Thursday, 25 July 2013

Late night ramblings

Ok so I've been away a while and a lot has happened, and I'll update you all in some other blog post but I am just going to ramble for a bit if that's okay with you.
I'm back on the antidepressants, in fact I'm on a lot of tablets, but I won't mention them all. Firstly- amitriptyline. A tricyclic antidepressant used for long term pain, often used in ME patients. The tablets are blue which makes me happy and they used to help me sleep except now they don't. They make the pain a little more bearable without turning me into a total zombie, I guess.

Secondly- fluoxetine. Now this is a SSRI antidepressant used for moderate to major depression. I'd been off this for a couple of years, but my mental health has been rubbish the last few weeks for some unknown reason and so a doctor decided I should be back on them. Side effects include diarrhoea, insomnia, feeling 'numb,' anxiety, and increased thoughts of suicide. Yeah, not sure if I'd rather take them or not, but not taking them wasn't working so I might as well try taking them again, eh?

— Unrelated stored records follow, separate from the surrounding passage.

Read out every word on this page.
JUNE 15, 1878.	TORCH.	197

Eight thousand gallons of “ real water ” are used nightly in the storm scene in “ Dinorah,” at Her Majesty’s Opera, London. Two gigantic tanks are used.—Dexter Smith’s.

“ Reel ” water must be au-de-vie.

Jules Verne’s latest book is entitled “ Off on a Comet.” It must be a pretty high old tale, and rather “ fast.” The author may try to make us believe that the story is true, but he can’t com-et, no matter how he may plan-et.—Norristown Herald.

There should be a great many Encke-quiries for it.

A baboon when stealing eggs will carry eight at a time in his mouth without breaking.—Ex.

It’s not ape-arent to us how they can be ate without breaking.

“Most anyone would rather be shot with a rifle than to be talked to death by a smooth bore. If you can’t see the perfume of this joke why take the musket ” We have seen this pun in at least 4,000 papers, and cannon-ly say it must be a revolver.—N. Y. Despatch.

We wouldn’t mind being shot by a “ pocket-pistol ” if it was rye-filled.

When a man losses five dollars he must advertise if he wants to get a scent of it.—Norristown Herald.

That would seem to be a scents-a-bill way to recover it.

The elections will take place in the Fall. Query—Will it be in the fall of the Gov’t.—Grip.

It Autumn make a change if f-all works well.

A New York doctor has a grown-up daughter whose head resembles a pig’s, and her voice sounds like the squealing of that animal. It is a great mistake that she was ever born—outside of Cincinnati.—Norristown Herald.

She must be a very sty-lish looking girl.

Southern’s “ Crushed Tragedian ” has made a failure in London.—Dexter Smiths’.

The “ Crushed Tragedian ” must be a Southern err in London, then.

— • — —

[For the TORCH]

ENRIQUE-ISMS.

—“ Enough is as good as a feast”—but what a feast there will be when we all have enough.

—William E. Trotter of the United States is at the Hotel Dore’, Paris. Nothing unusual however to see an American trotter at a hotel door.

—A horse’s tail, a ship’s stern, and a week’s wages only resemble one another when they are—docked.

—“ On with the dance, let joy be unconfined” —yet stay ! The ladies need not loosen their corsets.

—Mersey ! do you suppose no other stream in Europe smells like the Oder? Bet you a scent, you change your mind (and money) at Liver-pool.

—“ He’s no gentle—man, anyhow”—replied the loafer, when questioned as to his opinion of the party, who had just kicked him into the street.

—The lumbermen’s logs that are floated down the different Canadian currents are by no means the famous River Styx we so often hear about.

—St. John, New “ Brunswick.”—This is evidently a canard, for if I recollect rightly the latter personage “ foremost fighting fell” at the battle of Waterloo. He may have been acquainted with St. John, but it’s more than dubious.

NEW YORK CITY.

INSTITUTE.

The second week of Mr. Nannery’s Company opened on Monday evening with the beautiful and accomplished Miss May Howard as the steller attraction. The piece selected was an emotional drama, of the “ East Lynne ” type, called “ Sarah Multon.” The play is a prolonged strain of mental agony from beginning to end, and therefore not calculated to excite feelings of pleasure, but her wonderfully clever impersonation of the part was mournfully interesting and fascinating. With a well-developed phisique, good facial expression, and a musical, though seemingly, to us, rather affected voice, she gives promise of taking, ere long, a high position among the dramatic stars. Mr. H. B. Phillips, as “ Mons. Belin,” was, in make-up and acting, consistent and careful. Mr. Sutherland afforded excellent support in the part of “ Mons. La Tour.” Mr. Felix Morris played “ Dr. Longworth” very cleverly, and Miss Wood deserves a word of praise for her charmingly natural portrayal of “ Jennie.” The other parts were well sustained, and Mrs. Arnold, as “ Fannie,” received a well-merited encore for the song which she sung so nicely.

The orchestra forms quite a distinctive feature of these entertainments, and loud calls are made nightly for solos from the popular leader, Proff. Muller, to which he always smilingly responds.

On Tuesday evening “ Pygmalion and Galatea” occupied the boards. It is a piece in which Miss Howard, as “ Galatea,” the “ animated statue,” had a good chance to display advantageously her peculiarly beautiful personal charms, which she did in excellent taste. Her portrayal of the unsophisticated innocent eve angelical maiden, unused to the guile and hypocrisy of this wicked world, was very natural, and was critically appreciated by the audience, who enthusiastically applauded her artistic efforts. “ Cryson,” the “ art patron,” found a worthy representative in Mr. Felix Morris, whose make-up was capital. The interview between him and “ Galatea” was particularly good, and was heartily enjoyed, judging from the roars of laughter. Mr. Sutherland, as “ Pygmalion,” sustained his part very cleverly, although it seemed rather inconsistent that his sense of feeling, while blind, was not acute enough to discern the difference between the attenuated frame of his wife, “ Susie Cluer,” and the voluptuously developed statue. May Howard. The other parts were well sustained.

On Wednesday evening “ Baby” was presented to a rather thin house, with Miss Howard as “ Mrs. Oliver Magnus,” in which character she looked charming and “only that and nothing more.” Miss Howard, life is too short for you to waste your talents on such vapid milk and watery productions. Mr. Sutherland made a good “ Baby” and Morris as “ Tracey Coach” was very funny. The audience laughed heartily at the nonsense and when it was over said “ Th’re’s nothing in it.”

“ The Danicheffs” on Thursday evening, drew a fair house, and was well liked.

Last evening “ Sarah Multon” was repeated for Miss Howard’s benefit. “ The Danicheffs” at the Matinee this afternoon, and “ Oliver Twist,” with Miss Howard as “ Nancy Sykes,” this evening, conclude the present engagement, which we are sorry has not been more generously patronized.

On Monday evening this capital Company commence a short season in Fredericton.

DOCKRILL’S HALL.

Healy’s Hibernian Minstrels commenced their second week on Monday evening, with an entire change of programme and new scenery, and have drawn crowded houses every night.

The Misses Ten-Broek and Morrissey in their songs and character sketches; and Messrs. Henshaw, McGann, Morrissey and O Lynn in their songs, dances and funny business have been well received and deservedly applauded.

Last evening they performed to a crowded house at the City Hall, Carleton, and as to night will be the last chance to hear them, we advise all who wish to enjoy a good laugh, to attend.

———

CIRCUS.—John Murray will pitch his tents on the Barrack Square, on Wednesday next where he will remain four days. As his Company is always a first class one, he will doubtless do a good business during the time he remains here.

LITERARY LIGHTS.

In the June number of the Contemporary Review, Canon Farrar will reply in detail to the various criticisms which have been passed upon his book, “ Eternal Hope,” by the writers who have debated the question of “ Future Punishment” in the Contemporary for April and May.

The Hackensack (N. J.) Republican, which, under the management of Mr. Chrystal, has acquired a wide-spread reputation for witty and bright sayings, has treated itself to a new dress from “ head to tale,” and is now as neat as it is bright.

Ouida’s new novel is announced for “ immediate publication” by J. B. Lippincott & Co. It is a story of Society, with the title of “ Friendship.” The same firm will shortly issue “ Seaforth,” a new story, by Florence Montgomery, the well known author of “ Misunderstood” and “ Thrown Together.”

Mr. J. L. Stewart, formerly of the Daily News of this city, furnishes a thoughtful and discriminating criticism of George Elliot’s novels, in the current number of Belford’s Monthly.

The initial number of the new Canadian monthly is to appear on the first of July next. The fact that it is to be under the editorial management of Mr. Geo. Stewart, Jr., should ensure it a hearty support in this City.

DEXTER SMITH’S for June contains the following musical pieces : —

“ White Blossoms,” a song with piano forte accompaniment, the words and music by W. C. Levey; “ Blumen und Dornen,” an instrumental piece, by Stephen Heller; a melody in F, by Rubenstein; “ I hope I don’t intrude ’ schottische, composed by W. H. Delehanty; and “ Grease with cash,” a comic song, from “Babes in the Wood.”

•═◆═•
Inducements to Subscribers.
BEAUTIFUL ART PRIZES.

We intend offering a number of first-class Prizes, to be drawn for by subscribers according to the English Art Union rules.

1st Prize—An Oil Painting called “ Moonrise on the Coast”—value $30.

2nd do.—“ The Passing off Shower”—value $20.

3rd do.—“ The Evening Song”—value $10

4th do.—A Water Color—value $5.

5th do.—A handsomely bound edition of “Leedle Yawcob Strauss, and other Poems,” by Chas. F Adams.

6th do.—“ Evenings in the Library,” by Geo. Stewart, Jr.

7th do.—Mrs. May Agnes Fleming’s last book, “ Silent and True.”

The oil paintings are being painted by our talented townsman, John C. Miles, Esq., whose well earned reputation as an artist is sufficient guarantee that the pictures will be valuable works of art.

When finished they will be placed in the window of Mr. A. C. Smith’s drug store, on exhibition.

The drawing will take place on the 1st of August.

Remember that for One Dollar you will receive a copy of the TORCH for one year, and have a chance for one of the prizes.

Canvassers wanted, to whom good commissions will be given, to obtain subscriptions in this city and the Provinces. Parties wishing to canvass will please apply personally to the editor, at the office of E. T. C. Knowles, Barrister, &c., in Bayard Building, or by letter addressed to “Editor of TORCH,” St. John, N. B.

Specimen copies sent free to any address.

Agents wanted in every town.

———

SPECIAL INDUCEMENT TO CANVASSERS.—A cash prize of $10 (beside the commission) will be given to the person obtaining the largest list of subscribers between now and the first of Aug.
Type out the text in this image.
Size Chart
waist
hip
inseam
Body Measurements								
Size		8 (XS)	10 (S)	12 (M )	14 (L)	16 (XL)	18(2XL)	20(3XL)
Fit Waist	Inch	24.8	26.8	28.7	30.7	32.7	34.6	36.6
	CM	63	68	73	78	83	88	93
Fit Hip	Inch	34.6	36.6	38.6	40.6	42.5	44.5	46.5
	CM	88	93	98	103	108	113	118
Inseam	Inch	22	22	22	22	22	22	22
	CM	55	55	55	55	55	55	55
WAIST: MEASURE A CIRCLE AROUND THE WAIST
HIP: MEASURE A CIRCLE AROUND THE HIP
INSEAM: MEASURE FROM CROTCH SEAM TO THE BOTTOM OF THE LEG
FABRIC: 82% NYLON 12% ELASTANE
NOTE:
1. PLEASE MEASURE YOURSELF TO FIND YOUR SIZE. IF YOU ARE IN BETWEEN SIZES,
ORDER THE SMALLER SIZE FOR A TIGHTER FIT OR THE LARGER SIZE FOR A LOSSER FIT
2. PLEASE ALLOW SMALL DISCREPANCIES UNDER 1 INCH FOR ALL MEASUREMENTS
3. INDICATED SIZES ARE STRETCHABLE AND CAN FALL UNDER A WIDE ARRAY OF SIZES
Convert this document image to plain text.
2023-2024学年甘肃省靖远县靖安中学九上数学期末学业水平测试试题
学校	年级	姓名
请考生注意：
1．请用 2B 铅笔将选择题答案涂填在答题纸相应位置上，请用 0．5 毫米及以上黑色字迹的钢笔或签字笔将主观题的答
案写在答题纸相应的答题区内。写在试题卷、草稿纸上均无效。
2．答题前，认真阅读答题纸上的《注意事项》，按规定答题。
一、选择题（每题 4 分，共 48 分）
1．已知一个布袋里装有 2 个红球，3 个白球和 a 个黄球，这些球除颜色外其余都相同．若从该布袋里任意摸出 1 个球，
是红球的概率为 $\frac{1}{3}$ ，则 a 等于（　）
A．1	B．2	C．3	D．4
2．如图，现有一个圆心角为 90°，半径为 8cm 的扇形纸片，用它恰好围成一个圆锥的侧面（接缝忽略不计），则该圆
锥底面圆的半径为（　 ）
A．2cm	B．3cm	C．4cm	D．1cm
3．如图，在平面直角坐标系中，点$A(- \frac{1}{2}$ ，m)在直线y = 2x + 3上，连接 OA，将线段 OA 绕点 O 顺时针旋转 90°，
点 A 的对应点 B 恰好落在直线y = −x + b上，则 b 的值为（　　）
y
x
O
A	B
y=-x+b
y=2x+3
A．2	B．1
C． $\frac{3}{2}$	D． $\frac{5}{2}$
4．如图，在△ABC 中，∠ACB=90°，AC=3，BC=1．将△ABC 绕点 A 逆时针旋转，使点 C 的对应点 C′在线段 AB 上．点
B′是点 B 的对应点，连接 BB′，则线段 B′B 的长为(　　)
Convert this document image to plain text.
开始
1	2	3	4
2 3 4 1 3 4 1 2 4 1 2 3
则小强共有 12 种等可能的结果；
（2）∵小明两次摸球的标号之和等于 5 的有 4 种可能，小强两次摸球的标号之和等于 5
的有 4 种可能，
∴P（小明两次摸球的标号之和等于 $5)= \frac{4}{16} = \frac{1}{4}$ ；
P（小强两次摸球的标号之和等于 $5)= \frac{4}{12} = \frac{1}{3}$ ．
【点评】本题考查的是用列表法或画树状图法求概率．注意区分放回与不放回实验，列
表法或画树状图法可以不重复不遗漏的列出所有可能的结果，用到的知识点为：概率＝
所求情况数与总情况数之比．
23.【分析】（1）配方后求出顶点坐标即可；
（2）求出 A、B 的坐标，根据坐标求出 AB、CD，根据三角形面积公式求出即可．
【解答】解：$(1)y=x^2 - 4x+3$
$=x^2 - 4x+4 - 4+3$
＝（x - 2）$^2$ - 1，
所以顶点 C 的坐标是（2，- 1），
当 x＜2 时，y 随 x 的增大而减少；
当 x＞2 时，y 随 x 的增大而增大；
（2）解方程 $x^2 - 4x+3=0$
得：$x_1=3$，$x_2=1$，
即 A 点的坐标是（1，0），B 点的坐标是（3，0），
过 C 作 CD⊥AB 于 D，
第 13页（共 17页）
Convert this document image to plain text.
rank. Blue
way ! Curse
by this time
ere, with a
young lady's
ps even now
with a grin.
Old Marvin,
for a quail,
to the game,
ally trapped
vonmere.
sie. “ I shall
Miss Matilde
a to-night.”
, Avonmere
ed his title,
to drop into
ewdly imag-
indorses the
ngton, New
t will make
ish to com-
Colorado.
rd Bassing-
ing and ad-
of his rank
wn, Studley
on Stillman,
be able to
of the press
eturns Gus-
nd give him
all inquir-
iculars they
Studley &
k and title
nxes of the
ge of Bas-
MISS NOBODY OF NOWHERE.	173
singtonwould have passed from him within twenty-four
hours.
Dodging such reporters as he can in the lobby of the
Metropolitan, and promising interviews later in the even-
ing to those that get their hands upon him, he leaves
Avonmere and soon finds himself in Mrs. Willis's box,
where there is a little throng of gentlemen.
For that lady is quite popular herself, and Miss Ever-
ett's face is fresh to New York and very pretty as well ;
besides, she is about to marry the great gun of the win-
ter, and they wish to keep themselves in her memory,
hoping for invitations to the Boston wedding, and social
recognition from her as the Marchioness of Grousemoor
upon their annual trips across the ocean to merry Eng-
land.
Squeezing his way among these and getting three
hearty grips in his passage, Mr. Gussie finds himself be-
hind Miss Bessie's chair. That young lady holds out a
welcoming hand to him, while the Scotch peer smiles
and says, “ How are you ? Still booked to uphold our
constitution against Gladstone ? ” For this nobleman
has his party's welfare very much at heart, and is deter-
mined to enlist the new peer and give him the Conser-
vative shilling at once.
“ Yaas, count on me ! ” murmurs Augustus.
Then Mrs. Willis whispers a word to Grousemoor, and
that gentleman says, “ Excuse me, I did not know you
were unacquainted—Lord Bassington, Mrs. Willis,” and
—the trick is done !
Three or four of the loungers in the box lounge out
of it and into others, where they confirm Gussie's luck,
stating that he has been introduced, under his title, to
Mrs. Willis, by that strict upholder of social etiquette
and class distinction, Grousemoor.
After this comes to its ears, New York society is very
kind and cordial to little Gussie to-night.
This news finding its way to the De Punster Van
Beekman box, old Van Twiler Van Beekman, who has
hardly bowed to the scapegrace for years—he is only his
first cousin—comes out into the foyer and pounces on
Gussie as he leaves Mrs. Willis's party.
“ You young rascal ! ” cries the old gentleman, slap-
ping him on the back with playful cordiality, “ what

Thirdly- codeine. Strong opiate used for analgesia, gives me unbearable nausea and turns me into a zombie. Don't take it unless I'm screaming in agony, but it does pretty much kill the pain, mainly because I'm so off my face. Side effects include constipation which is a pain in the bum (pun intended.)


And finally- cyclizine. Actually an anti-histamine used as an anti-emetic which I find very effective for nausea and vomiting. Not too many side effects thankfully, though I can't always tell ME and side effects apart!

But what would happen if I stopped taking all these medications? Would I die? Probably not. Would I feel better because of no side effects? Possibly. I hate the way anti-depressants alter who I am; I lose my vibrancy when I'm on them. Yeah, I don't get as depressed and suicidal  but I can't feel happy either. It makes my emotions grey-scale  I'm gunna see how they go for a month or so, but if they're not helping more than they're hindering, I'm going to stop taking them, with doctor's permission of course. I don't want to become dependant on any medications, yet I somehow need them to survive life as me. ME, as well as mental health problems is not an easy road to ride, but I'm going to keep riding it as long as I can, and I always believe there's hope for getting better from both.